Riccardo é um nome robusto e cavaleiresco, de origem germânica, que une duas palavras poderosas: 'soberano' e 'forte'. Conta, em definitivo, a um dominador valente, e não surpreende que o imaginário coletivo o conecte imediatamente a Ricardo Coração de Leão, o rei cruzado passado à lenda pelo seu coraje na batalha. Difundido por toda a Europa, na Itália conheceu grande fortuna no século XX e continua sendo hoje uma escolha popularíssima, apreciado pela sua solidez elegante e por esse som pleno e masculino. O onomástico remete a São Ricardo de Chichester, bispo inglês do século XIII. O nome evoca determinação, ambição e um temperamento forte, mas a tradição musical e cultural italiana — desde grandes maestros de orquestra até cantautores — lhe adicionou matizes refinados e apaixonados. Presente como Richard no mundo anglo-germânico e Ricardo na península ibérica, Riccardo mantém em todas as partes o seu carisma de protagonista. É um nome que comunica segurança e ambição, adequado para quem sabe o que quer.

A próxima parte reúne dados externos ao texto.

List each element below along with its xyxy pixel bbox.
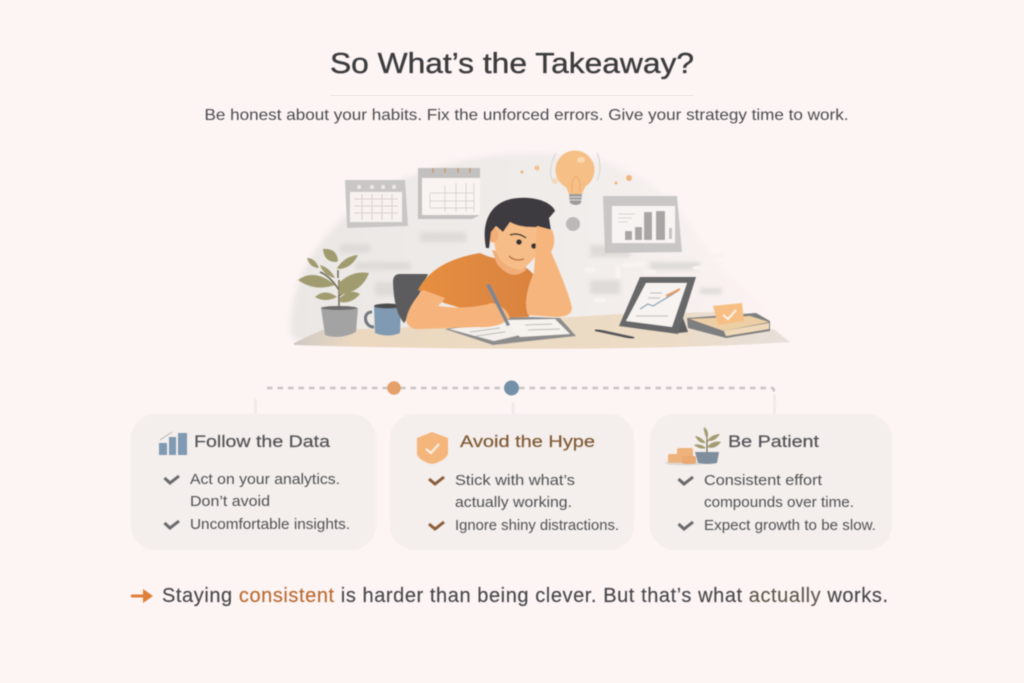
- book with badge: [687, 303, 770, 338]
- hair: [485, 198, 555, 248]
- wall bar chart: [603, 196, 682, 253]
- tablet: [619, 277, 696, 334]
- calendar right: [418, 168, 480, 219]
- checklist: Don’t avoid: [190, 494, 270, 510]
- panel: avoid the hype: [390, 414, 634, 550]
- checklist: Consistent effort: [704, 473, 822, 489]
- checklist: Uncomfortable insights.: [190, 517, 350, 533]
- notebook: [445, 316, 576, 345]
- subtitle: Be honest about your habits. Fix the unforced errors. Give your strategy time to work.: [204, 107, 848, 124]
- icon: orange arrow: [131, 589, 153, 603]
- checklist: Stick with what’s: [455, 473, 575, 489]
- checklist: actually working.: [455, 495, 572, 511]
- desk pen: [596, 330, 633, 338]
- panel: be patient: [650, 414, 892, 550]
- checklist: [164, 472, 350, 533]
- heading: Be Patient: [728, 432, 819, 451]
- heading: Follow the Data: [194, 432, 331, 451]
- checklist: Ignore shiny distractions.: [455, 518, 619, 534]
- grey circle: [566, 217, 580, 231]
- illustration backdrop: [291, 154, 771, 342]
- pen: [486, 284, 510, 326]
- chair: [393, 274, 428, 323]
- heading: Avoid the Hype: [460, 432, 595, 451]
- blue dot: [504, 380, 519, 396]
- head: [491, 217, 542, 270]
- checklist: [429, 473, 619, 534]
- left arm: [406, 290, 510, 329]
- desk: [294, 312, 790, 349]
- checklist: compounds over time.: [704, 495, 854, 511]
- checklist: Expect growth to be slow.: [704, 518, 876, 534]
- title: So What’s the Takeaway?: [330, 48, 694, 80]
- checklist: [678, 473, 876, 534]
- face details: [509, 234, 537, 260]
- orange dot: [387, 381, 401, 395]
- icon: bar chart: [159, 432, 187, 455]
- torso: [418, 253, 541, 318]
- right arm: [526, 226, 572, 317]
- calendar left: [345, 180, 408, 228]
- person: [406, 198, 572, 329]
- neck: [492, 250, 526, 275]
- illustration: person at desk: [291, 150, 790, 349]
- light bulb: [520, 150, 632, 205]
- icon: coins and plant: [665, 427, 721, 466]
- checklist: Act on your analytics.: [190, 472, 340, 488]
- ear: [488, 228, 498, 242]
- plant: [298, 249, 369, 337]
- timeline connector: [256, 380, 774, 414]
- backdrop texture: [340, 232, 722, 296]
- panel: follow the data: [131, 414, 376, 550]
- icon: shield: [417, 432, 448, 464]
- closing statement: Staying consistent is harder than being clever. But that’s what actually works.: [162, 585, 888, 607]
- coffee mug: [365, 304, 401, 336]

Riccardo é um titã silencioso, uma sombra que pesa tanto quanto uma montanha. O seu nome, forja germânica de *ric* (poder) e *hard* (força), não é um presente, é um destino. Não busca a luz dos refletores, mas o controle absoluto das sombras. Imagina-o como um arquiteto de catedrais góticas: paciente, implacável na precisão, convencido de que cada pedra deve ceder ao peso da sua vontade. O seu ideal é o domínio através da quietude; não grita, ordena com o olhar. Como o rei leão que não ruge antes de derrubar a presa, Riccardo exerce uma autoridade natural, quase divina. Não é cruel, é inevitável. A sua força não é muscular, é gravitacional: atrai, esmaga, estabelece. Não busca aprovação, exige respeito. É o homem que fecha a porta e sabe que ninguém a voltará a abrir sem o seu consentimento. A sua vida é uma catedral em construção: sólida, fria, magnífica.
Retrato lúdico, para levar com um sorriso.
No amor, Riccardo não pede, possui. A sedução é para ele uma arte marcial: lenta, precisa, letal. Não usa palavras doces, mas presenças absolutas. Envolve-te como uma atadura de veludo: quente, sufocante, irresistível. Ama com a mesma intensidade com que governa: totalitária, exclusiva, sem compromissos. Busca parceiros que possam suportar o seu peso, não que o aliviem. A paixão momentânea entedia-o; quer a entrega total, a rendição estratégica. Apaixona-se por quem ousa olhar nos seus olhos sem tremer. Odeia a fragilidade efêmera, a volatilidade. Para ele, fazer o amor é um ato de conquista e de desempenho simultâneos. Quer ser o rei da tua cama, não o servo. Se perderes o controle, ele assume. Se resistires, ele espera. É um amor que deixa marcas, que transforma, que não esquece. Não busca a felicidade fácil, busca a verdade nua e crua da troca de almas.